In an effort to integrate more hands on data analysis in my introductory statistics class, I’ve been assigning students a project early on in the class where they answer a research question of interest to them using a hypothesis test and/or confidence interval. One goal of this project is getting the students to decide which methods to use in which situations, and how to properly apply them. But there’s more to it — students define their own research question and find an appropriate dataset to answer that question with. The analysis and findings are then presented in a cohesive research paper.

Settling on a research question that can be answered using limited methods (one or two mean or proportion testing, ANOVA, or chi-square) is the first half of the battle. Some of the research questions students come up with require methods much more involved than simple hypothesis testing or parameter estimation. These students end up having to dial back and narrow down the focus of the research topic to meet the assignment guidelines. I think that this is a useful exercise as it helps them evaluate what they have and have not learned.

The next step is finding data, and this can be quite time consuming. Some students choose research questions about the student body and collect data via in-person surveys at the student center or Facebook polls. A few students even go so far as to conduct experiments on their friends. A huge majority look for data online, which initially appears to be the path of least resistance. However finding raw data that is suitable for statistical inference, i.e. data from a random sample, is not a trivial task.

I (purposefully) do not give much guidance on where to look for data. In the past, even casually mentioning one source has resulted in more than half the class using that source, therefore I find it best to give them free reign during this exploration stage (unless someone is really struggling).

Some students use data from national surveys like the BRFSS or the GSS. The data come from a (reasonably) representative sample, and are a perfect candidate for applying statistical inference methods. One problem with such data is that they rarely come in plain text format (SAS, SPSS, etc.), and importing such data into R can be a challenge for novice R users, even with step-by-step instructions.

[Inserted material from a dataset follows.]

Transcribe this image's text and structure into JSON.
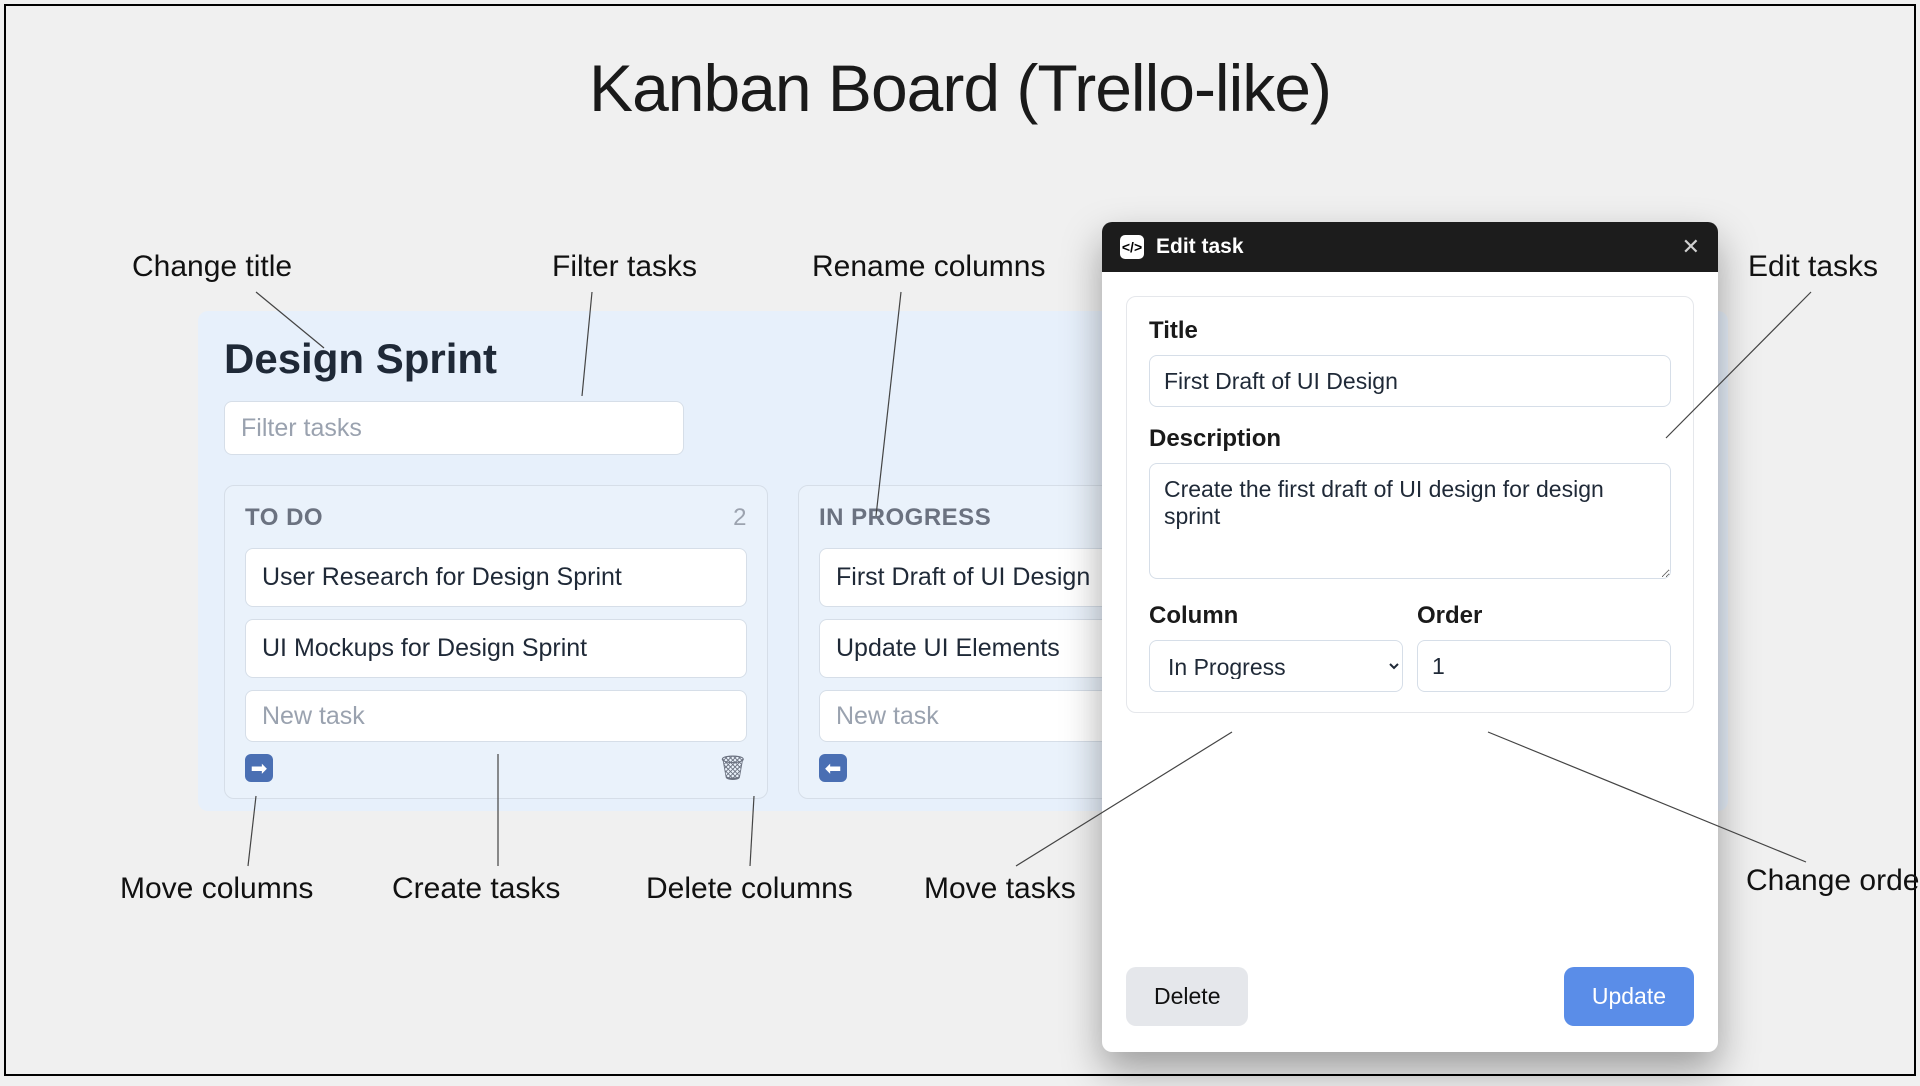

On the other hand, many students stumble upon the resources like World Bank Database, OECD, the US Census, etc., where data are presented in much more user friendly formats. The drawback is that these are essentially population data, e.g. country indicators like human development index for *all* countries, and there is really no need for hypothesis testing or parameter estimation when the parameter is already known. To complicate matters further, some of the tables presented are not really “raw data” but instead summary tables, e.g. median household income for all states calculated based on random sample data from each state.

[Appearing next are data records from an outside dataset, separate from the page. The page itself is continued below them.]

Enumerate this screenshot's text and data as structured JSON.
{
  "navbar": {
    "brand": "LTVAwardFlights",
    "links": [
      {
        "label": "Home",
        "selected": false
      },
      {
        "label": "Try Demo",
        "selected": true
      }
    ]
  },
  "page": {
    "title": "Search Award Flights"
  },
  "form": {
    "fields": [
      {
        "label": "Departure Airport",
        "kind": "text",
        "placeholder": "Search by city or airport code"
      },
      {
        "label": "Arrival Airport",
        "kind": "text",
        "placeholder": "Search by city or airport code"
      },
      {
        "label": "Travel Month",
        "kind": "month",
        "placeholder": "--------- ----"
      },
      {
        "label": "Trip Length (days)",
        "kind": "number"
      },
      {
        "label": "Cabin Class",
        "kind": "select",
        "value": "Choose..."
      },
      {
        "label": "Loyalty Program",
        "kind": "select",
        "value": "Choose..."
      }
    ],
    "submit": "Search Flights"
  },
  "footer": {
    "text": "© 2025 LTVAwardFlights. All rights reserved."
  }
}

One obvious way to avoid this problem is to make the assignment stricter by requiring that chosen data must come from a (reasonably) random sample. However, this stricter rule would give students much less freedom in the research question they can investigate, and the projects tend to be much more engaging and informative when students write about something they genuinely care about.

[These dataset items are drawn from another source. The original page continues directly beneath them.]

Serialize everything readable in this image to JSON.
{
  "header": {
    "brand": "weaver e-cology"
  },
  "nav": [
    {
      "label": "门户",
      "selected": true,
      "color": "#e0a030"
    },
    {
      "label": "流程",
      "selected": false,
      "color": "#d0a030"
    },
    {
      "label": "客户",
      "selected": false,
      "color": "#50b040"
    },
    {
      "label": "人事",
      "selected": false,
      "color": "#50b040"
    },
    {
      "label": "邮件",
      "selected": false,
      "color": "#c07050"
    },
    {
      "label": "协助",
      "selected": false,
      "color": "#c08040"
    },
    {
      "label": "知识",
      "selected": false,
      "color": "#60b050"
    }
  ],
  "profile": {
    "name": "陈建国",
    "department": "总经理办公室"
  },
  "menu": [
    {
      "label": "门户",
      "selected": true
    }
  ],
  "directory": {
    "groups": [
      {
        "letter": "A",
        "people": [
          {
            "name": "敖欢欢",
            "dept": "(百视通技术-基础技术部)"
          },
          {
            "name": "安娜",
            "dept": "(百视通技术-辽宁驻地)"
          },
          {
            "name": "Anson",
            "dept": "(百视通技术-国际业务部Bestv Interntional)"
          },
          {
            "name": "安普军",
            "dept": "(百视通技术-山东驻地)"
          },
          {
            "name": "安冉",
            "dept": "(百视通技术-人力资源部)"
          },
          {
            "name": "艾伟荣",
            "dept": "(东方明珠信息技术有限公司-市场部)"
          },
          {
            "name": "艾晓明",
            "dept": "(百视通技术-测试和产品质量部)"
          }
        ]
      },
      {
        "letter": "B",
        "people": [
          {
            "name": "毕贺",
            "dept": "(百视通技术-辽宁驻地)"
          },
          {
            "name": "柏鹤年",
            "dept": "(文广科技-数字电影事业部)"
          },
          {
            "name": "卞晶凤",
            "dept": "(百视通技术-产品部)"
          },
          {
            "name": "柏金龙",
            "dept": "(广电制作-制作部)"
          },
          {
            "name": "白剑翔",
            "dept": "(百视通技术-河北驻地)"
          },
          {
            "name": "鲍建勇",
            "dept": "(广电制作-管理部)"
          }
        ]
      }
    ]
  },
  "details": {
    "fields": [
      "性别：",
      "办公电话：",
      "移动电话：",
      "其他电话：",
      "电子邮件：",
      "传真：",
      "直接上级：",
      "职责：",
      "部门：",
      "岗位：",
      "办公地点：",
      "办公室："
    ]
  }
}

Limiting data sources also have the effect of increasing the time spent finding data, and hence decreasing the time students spend actually analyzing the data and writing up results. Providing a list of resources for curated datasets (e.g. DASL) would certainly diminish time spent looking for data, but I would argue that the learning that happens during the data exploration process is just as valuable (if not more) than being able to conduct a hypothesis test.

Another approach (one that I have been taking) is allowing the use population data but requiring a discussion of why it is actually not necessary to do statistical inference in these circumstances. This approach lets the students pursue their interests, but interpretations of p-values and confidence intervals calculated based on data from the entire population can get quite confusing. In addition, it has the side-effect of sending the message “it’s ok if you don’t meet the conditions, just say so, and carry on.” I don’t think this is the message we want students to walk away with from an introductory statistics course. Instead, we should be insisting that they don’t just blindly carry on with the analysis if conditions aren’t met. The “blindly” part is (somewhat) adressed by the required discussion, but the “carry on with the analysis” part is still there.

So is this assignment a disservice to students because it might leave some with the wrong impression? Or is it still a valuable experience regardless of the caveats?

My feeling is that students should face these problems head on. Should one perform statistical inference when the population data is completely had is a big question that even professionals struggle with (see this post by Andrew Gelman; http://andrewgelman.com/2011/10/how-do-you-interpret-standard-errors-from-a-regression-fit-to-the-entire-population/).

I wonder if you can make the assignment so the focus is more on prediction as proposed by Rob in a previous post? This would make the focus of the inference the SE (as measures of future uncertainty) rather than the p-values and tests.

Another suggestion would be to have students explicitly address the model assumptions that may be violated and the implications for the analysis/inferences/predictions that these violations have.

In my experience limiting the choices for the data not only make the project less interesting for the students, but also make the students’ written work far less interesting to read. In addition, the learning that happens when students see non-perfect data is something that you can’t put a price on.

I think it’s good to remember that there are all sorts of error that we model. Sampling error is the one we spend the most time on, but it’s not the only source of noise in data. If students can come up with a plausible model that incorporates an error term and describe some of the sources of error, I think they’re doing good work.

I’m glad you’re thinking carefully about this, though. I ran across this issue when doing my honor’s thesis in economics: I was examining data using single county in the US, and all the theory I’d learned related this to sampling error. I talked to a professor about it and he told me that “real data analysts” didn’t worry about these “philosophical issues.”